Rasputin the mad monk film review 1966

Rasputin: The Mad Monk (1966)

Directed by Don Sharp

Written by Anthony Hinds

Starring:

  • Christopher Lee as Grigori Rasputin
  • Barbara Shelley as Sonia
  • Richard Pasco as Dr. Boris Zargo
  • Francis Matthews as Ivan Kesnikoff
  • Suzan Farmer as Vanessa

Rating:

Marry aristocratic sensuality with baroque violence, all lacquered in polychromatic splendor, and you arrive at the essence of Hammer horror. Their fevered retelling of the Rasputin myth makes this palette explicit—but never are its themes so venomously political or scathingly decadent as they are here, unfurled across the film’s sweeping anamorphic canvas. It renders scandal and moral collapse with a grandeur few of Hammer’s more salacious titles ever achieved. It is mordant cinema writ large—unfolding in the grand theatricality of CinemaScope, burnished by the lurid opulence of the DeLuxe color process. Christopher Lee’s Rasputin oozes sleaze from frame one—drinking, manipulating, pawing at aristocrats, and loving every minute of it. And it is, in every sense, a wicked pleasure to watch him slither through his Machiavellian schemes.
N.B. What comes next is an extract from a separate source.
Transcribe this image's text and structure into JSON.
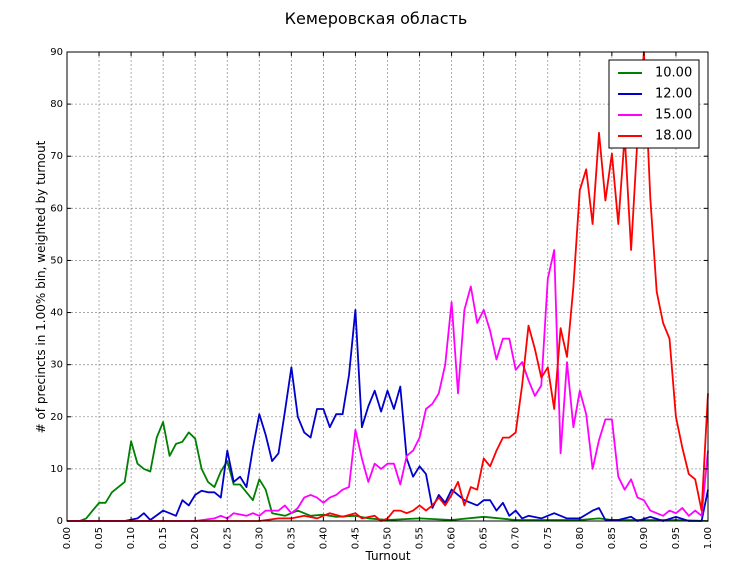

Don Sharp, Hammer’s Aussie export, delivers what might be the most gleefully overblown version of Rasputin’s tale—a pseudo-biopic less concerned with history than with scandal and sleaze. With Christopher Lee relishing every lecherous moment and Anthony Hinds supplying a script thick with shock and conjecture, the film turns the infamous mystic into something bigger than life. Rasputin becomes less man and more monster, part of the same mythic fabric as Hammer’s Dracula or Frankenstein—only here, the horror wears historical robes.

You don’t need to dive deep into Russian history to realize Rasputin was a hot mess—greasy, horny, and basically a con man in holy drag. His “mysticism” would get laughed off today as a scam. But really, how far off is he from some smooth-talking modern populist in a tailored suit, spouting lofty speeches to manipulate the masses? That’s the kicker: Hammer’s film doesn’t just play the story for shocks—it leans into that parallel and turns it into something satirical and sly. Christopher Lee nailed it when he said, “He was a saint and a sinner.” That split is what powers his whole take on Rasputin: monstrous and mesmerizing. He drinks like a beast, scores with every woman in sight, and cuts loose on the dance floor like he’s in a trance. But there’s also something freaky about him—he can heal with a touch, and when he talks, people go slack-jawed and follow him like zombies. It’s a charisma that feels less human than supernatural. He stands as the antithesis of biblical righteousness: Rasputin, a debauched messiah rising from vodka-stained taverns, laying hands on women and the sick alike, his presence both seductive and dreadful. And yet, he climbs—upward into the courtly heights of Russia’s dying monarchy. In the vast width of the 2.55:1 frame, Christopher Lee’s Rasputin glowers and commands, his every glance a blade. This is not merely a villain, but a figure of reverence and fear—a tyrant whose darkness inspires devotion.

Held together by a streamlined plot mostly involving Lee’s Rasputin getting drunk, getting laid, and getting into fights, the film doesn’t attempt to explain who Rasputin really was or what he meant, the film reveals more about the uproar Rasputin incited than the man himself or his actual role in Russian history. In this way, it manages to hold both the seriousness and the absurdity of his legacy in balance. Whether one deems it a camp confection or a shrewd exercise in sensationalism, Rasputin the Mad Monk triumphs, above all, through what may be Christopher Lee’s most consummate performance. “Rasputin is one of the best things I’ve ever done,” he once declared—and with this role, he conjures one of Hammer’s most unforgettable fiends. I count the film among the studio’s top five of the 1960s. A magnificent affront to British prudery and a sardonic unraveling of Russian orthodoxy, it loses none of Hammer’s lush gothic spectacle or its delight in dark theatricality.